1. Atividades físicas: muitas mulheres dizem ter a TPM bastante amenizada com a prática de exercícios físicos, como a corrida e a musculação. Testes clínicos também confirmam a eficácia. Isso pode ser devido, provavelmente, ao fato de que as mulheres com TPM usam o esforço físico como uma válvula de escape para vários dos sintomas neurológicos (raiva, irritabilidade, etc.);

2. Manter uma dieta equilibrada e saudável: pode parecer clichê, mas isso mostra bons resultados de melhora na maior parte dos quadros de TPM. Ora, ter o corpo com todas as suas necessidades nutricionais atendidas melhora o emocional e o físico. Beber bastante fluídos e não restringir demais a comida é essencial. Existe também uma recomendação para as mulheres comerem porções menores e em maior frequência de comida, durante o período pré-menstrual, mas não é algo conclusivo e baseia-se na observação de que o metabolismo de glicose é alterado nessa época. Recomenda-se também retirar o excesso de álcool, sódio e cafeína;

3. Medicamentos como a aspirina, ibuprofeno, dipirona sódica e outros aliviadores de dor podem ser usados para sintomas relacionados. Danazol pode ser eficaz no tratamento da mastalgia (dores nos seios). Agentes psicoativos, como inibidores de recaptação de serotonina, são efetivos em reduzir os sintomas de TPM/TDPM e podem ser prescritos continuamente ou somente durante a fase lútea (Ref.37).;

4. Algumas mulheres respondem bem ao uso do ácido mefenâmico, mas deve-se checar o balanço de riscos e benefícios com um profissional;

5. Para certos casos, o uso de certos contraceptivos orais combinados pode ser eficaz (via supressão da ovulação). Porém, terapias de progestinas não mostram muita eficácia e mesmo contraceptivos de comprovada utilidade podem piorar os sintomas em algumas mulheres se usados durante a pré-menstruação;

6. Alprazolam, triazolam e buspirona parecem ser eficazes para tratar sintomas de ansiedade, insônia e tensões relacionadas à TPM;

7. Antidepressivos podem ser eficazes para tratar diversos sintomas neurológicos da TPM, principalmente por agir na regulação dos níveis de serotonina.
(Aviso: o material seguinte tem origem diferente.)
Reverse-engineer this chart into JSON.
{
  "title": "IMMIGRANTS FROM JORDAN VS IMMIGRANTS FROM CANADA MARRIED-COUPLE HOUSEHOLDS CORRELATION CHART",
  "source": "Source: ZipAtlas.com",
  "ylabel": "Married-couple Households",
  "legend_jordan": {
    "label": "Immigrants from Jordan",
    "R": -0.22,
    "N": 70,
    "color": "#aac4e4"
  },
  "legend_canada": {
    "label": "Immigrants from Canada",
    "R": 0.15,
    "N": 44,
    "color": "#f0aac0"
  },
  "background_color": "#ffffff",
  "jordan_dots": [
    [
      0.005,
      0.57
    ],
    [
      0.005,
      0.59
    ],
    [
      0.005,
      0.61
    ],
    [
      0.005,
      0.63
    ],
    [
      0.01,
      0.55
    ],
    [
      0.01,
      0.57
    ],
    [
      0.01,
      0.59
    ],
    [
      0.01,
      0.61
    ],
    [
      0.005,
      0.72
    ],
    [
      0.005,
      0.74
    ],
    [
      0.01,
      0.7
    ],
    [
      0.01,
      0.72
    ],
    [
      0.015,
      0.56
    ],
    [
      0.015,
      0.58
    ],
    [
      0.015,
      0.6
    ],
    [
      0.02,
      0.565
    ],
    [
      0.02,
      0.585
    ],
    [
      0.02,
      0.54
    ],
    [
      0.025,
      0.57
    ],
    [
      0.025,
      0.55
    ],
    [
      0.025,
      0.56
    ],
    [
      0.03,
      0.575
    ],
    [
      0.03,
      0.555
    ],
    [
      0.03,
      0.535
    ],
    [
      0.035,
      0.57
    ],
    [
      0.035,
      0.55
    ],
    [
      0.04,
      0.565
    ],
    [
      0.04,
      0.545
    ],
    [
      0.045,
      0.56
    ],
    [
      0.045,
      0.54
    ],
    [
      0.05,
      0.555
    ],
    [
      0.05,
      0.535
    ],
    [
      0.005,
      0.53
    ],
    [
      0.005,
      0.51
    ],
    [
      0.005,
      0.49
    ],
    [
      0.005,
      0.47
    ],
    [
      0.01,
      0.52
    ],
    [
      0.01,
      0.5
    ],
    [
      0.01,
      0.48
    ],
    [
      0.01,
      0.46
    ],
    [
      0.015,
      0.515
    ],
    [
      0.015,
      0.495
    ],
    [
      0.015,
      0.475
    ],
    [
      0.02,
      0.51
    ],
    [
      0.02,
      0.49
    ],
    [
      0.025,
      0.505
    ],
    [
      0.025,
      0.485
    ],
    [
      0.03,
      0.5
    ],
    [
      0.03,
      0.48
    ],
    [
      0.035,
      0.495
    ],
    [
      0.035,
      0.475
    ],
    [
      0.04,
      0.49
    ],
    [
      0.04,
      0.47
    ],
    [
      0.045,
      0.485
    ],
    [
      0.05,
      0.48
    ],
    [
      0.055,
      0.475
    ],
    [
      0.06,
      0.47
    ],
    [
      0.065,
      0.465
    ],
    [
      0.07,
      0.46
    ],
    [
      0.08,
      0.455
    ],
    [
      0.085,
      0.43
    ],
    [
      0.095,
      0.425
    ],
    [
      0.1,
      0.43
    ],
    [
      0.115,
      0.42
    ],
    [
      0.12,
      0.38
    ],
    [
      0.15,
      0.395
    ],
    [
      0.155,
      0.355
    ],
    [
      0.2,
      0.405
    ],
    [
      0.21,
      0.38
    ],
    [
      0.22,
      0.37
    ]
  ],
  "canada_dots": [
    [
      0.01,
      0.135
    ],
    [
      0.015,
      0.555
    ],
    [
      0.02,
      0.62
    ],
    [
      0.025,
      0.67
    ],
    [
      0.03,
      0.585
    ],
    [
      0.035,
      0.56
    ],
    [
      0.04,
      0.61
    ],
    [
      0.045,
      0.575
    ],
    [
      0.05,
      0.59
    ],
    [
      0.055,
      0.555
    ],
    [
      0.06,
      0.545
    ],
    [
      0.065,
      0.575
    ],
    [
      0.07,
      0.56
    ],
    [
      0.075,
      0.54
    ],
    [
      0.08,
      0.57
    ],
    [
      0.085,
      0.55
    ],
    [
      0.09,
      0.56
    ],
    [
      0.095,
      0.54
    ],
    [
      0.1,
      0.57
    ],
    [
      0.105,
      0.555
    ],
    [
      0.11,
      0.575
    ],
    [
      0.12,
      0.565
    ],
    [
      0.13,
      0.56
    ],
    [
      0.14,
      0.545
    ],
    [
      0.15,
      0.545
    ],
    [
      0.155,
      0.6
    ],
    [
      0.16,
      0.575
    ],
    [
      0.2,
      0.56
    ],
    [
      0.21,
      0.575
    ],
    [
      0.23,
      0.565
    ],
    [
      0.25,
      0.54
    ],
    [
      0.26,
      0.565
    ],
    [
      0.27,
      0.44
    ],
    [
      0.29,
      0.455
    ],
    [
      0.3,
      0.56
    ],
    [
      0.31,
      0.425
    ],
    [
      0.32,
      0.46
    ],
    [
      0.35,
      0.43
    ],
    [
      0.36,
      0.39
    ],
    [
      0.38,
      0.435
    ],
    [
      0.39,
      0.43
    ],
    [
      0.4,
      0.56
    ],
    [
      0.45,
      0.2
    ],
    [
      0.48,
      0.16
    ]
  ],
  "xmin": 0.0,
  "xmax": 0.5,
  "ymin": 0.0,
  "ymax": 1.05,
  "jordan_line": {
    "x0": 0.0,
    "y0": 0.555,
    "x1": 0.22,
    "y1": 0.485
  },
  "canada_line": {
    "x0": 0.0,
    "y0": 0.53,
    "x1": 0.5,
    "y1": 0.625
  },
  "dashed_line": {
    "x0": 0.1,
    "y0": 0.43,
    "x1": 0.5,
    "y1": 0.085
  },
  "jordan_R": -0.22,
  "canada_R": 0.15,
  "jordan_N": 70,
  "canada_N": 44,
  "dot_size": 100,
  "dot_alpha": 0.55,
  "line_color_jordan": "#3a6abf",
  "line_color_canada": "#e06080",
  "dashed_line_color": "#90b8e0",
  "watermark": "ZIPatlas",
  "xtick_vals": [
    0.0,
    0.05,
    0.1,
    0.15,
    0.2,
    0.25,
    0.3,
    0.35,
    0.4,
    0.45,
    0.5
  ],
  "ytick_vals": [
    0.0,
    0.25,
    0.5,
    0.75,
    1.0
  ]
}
8. Diuréticos podem resolver alguns problemas de inchaços no corpo, mas existem estudos que questionam a eficácia desse método durante a TPM;

9. Em casos mais graves, como o TDPM, o uso de medicamentos e procedimento cirúrgicos para suprimir a ovulação podem ser a única alternativa, quando todos os outros tratamentos falharam. Nesse caso, é extremamente importante fazer um balanço dos custos, riscos e benefícios. No caso do uso de contraceptivos específicos, eles devem ser usados de forma constante para a supressão da ovulação/menstruação. Estes últimos são um forma segura para contornar a TPM.

10. Intervenções psicossociais, especialmente o treino de habilidades para se lidar melhor com o problema, podem ser efetivas em reduzir a severidade da TPM. Porém, estudos científicos de suporte são limitados (Ref.33).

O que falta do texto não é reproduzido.